Following peace talks collapse, lawyers of Tiamzon couple, fellow NDF consultant ask court not to cancel bail

December 13, 2017 - 8:29 PM
NDFP peace consultant Wilma Austria and her husband, Benito Tiamzon, member of the rebel peace panel, are seen in this Kodao Productions file photo.

MANILA, Philippines — The lawyers of three consultants of the National Democratic Front of the Philippines, including alleged communist rebel leaders Benito and Wilma Tiamzon, have asked a Manila trial court not to cancel their bail bonds as requested by the Department of Justice following the collapse of peace talks.

Late last month, following President Rodrigo Duterte ordered negotiations with the NDFP terminated, the DOK filed a motion with Manila Regional Trial Court Branch 32 seeking the cancellation of the bail bonds and the rearrest of the Tiamzons and Adelberto Silva, who are charged with murder over the discovery of a mass grave of alleged victims of a rebel purge in Leyte.

“In view of the cancellation of the peace talks, there is no more legal ground for the continuous provisional liberty of the accused; thus, the immediate recommitment and cancellation of bail of all the accused should logically follow,” the DOJ said.

Aside from scrapping the peace talks, Duterte has also tagged the Communist Party of the Philippines and the New People’s Amy as terror organizations. In fact, the communists have been included as the basis for the yearlong extension of martial law in Mindanao that Congress granted Wednesday, December 13, on Duterte’s request.

Also on Wednesday, lawyers from the Public Interest Law Center representing Silva, and the National Union of Peoples’ Lawyers representing the Tiamzons, filed their joint comment to the DOJ’s motion for recommitment and cancellation of bail.

They noted that despite Duterte’s termination of the peace talks, the government’s negotiating panel “has yet to serve a written notice of termination to the NDFP,” 30 days after which the talks may be deemed officially ended.

They also pointed out that since August last year, Duterte had already twice announced a “termination” and, while he backtracked on this decision both times, “based on the President’s public statements, the Office of the Solicitor General precipitously filed motions for recommitment in February 2017 and then in August 2017, a position later proven unwise and incorrect.”

In fact, they said, “in October 2017, the negotiating panel of the (government) even was even constrained to filed a Manifestation (Ad Cautelam) in October 2017, clarifying that there was no formal termination of the peace talks yet, to counter motions by the OSG.”

“Thus,” they stressed, “great caution and circumspection in the appreciation and interpretation of the President’s words is more than required now,” citing a December 8 speech in which Duterte said, “Let’s give time for a cooling off with the Communist Party of the Philippines …” and hinted that the government panel could “always resuscitate it at some other time.”

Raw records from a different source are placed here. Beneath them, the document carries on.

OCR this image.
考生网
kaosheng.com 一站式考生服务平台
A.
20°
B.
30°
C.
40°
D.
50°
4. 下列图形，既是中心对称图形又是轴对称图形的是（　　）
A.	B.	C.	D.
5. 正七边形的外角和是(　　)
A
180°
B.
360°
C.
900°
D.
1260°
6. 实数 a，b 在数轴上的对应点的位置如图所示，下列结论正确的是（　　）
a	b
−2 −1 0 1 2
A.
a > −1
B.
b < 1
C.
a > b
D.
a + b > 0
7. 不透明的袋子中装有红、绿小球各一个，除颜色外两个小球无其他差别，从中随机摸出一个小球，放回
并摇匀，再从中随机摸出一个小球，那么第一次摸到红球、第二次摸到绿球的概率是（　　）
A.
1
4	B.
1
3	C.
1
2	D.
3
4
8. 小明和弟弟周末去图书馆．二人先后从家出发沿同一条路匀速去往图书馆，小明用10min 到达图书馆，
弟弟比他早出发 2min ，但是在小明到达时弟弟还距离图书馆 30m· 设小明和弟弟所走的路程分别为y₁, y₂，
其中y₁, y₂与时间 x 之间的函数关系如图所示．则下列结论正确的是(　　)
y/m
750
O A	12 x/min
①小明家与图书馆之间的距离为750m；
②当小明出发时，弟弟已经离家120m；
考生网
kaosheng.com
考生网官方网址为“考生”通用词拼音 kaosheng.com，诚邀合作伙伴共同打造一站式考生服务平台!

They also quoted chief government negotiator Silvestre Bello III as saying Duterte continues to hope for a “just, inclusive and lasting peace” as his legacy and that, while the termination of the talks was “”one of the big humps in the road to peace … I’m sure (these) humps would someday disappear and we will go back to the road to peace.”

The NDFP consultant’s lawyers also said ordering their rearrest and return to jail “is like a Gordian knot difficult to undo, and will certainly defeat all efforts and expectations by various peace advocates, including the Royal Norwegian Government as third party facilitator, to pursue the peace talks as a venue to address the root cause of the armed conflict.”

Appealing to the court for “prudence and good judgment in these trying times,” they asked that the DOJ’s motion be denied “for lack of a formal written notice of termination” from government or “deferred so as not to render moot and academic the efforts and overwhelming calls toward the resumption of the peace negotiations.”